Researchers used wrist monitors to measure how long two different groups of sophomores slept. One group was monitored in 2016 when school started at 7:50 a.m. and the other group in 2017 when classes began almost an hour later at 8:45 a.m.
Students who started class later slept an extra 34 minutes on school nights and their grades improved an average of 4.5 percent.
"I have seen that there are far fewer tardies and absences in first period," AJ Katzaroff, Ostrowski's biology teacher, said. She worked with researchers on the study and saw improved student performance first-hand.
"I see kids are generally more engaged in the work at the classroom. So very much more willing to participate than in the past," Katzaroff said.
The CDC estimates only three out of 10 high school students get the recommended eight to 10 hours a night. Only 15 percent of high schools follow the American Academy of Pediatrics advice, and start at 8:30 or later.
While the study has shown positive results for students' health and academics, it did not address potentially negative impacts on their after-school activities, which now might take place after dark.

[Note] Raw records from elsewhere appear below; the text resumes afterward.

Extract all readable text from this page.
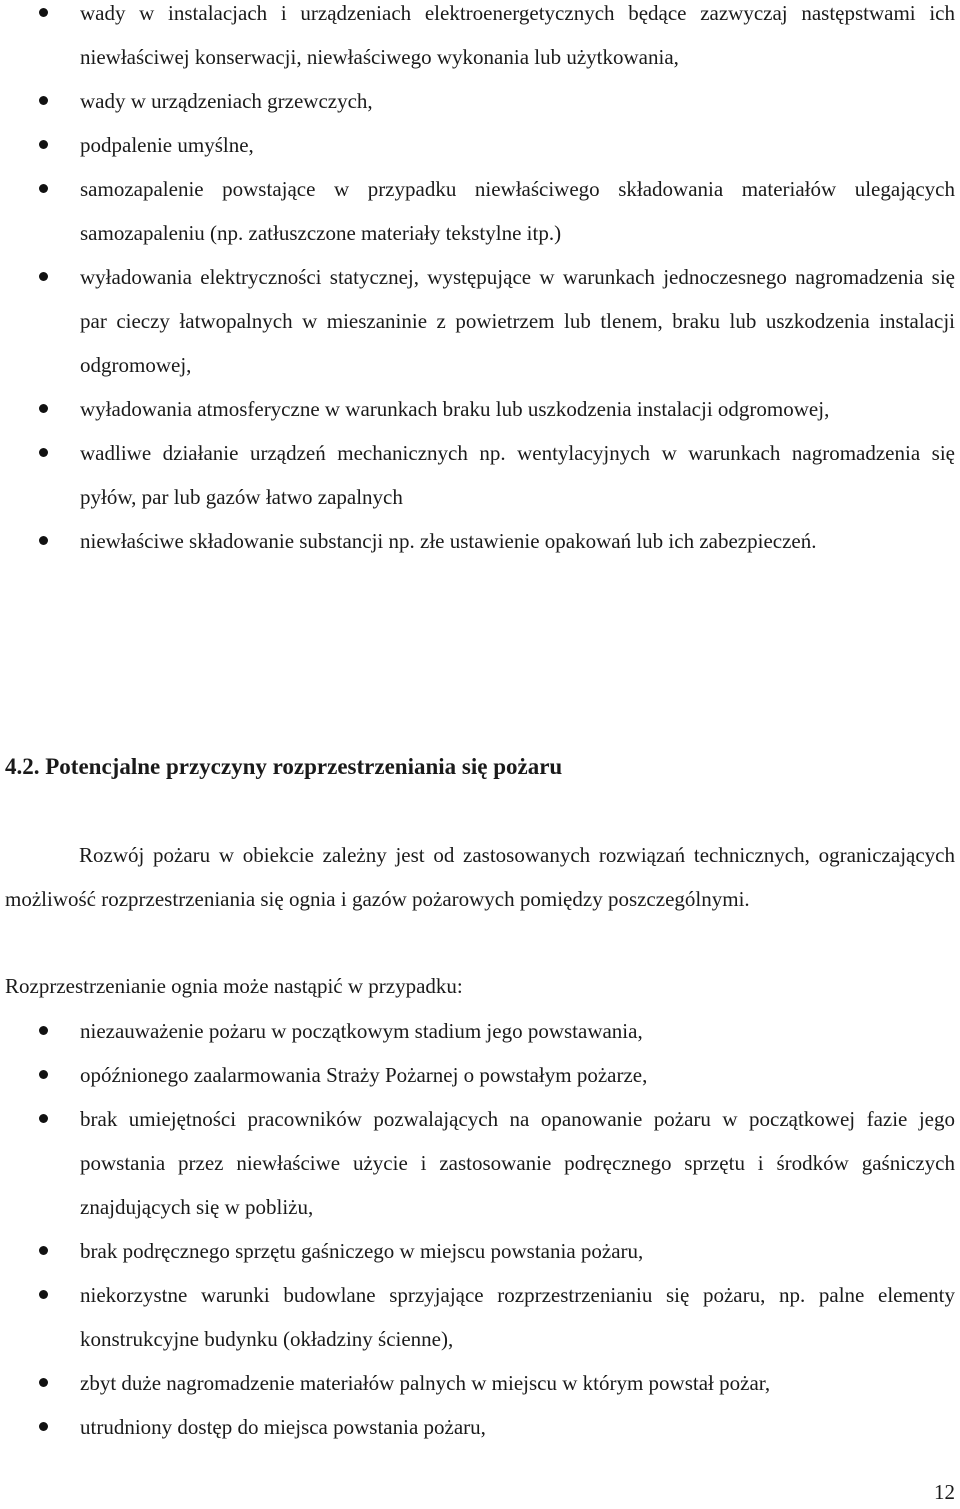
wady w instalacjach i urządzeniach elektroenergetycznych będące zazwyczaj następstwami ich niewłaściwej konserwacji, niewłaściwego wykonania lub użytkowania,
wady w urządzeniach grzewczych,
podpalenie umyślne,
samozapalenie powstające w przypadku niewłaściwego składowania materiałów ulegających samozapaleniu (np. zatłuszczone materiały tekstylne itp.)
wyładowania elektryczności statycznej, występujące w warunkach jednoczesnego nagromadzenia się par cieczy łatwopalnych w mieszaninie z powietrzem lub tlenem, braku lub uszkodzenia instalacji odgromowej,
wyładowania atmosferyczne w warunkach braku lub uszkodzenia instalacji odgromowej,
wadliwe działanie urządzeń mechanicznych np. wentylacyjnych w warunkach nagromadzenia się pyłów, par lub gazów łatwo zapalnych
niewłaściwe składowanie substancji np. złe ustawienie opakowań lub ich zabezpieczeń.
4.2. Potencjalne przyczyny rozprzestrzeniania się pożaru

Rozwój pożaru w obiekcie zależny jest od zastosowanych rozwiązań technicznych, ograniczających możliwość rozprzestrzeniania się ognia i gazów pożarowych pomiędzy poszczególnymi.

Rozprzestrzenianie ognia może nastąpić w przypadku:

niezauważenie pożaru w początkowym stadium jego powstawania,
opóźnionego zaalarmowania Straży Pożarnej o powstałym pożarze,
brak umiejętności pracowników pozwalających na opanowanie pożaru w początkowej fazie jego powstania przez niewłaściwe użycie i zastosowanie podręcznego sprzętu i środków gaśniczych znajdujących się w pobliżu,
brak podręcznego sprzętu gaśniczego w miejscu powstania pożaru,
niekorzystne warunki budowlane sprzyjające rozprzestrzenianiu się pożaru, np. palne elementy konstrukcyjne budynku (okładziny ścienne),
zbyt duże nagromadzenie materiałów palnych w miejscu w którym powstał pożar,
utrudniony dostęp do miejsca powstania pożaru,
12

"When you push the time back, it can be kind of difficult, especially if they are outdoor activities like sports," Ostrowski said.
The researchers point out that most teens simply cannot fall asleep before 11 p.m. or midnight. So even though the Seattle students are sleeping an average 34 minutes longer, they are still only getting an average of seven hours and 24 minutes, still short of the recommended eight to 10 hours.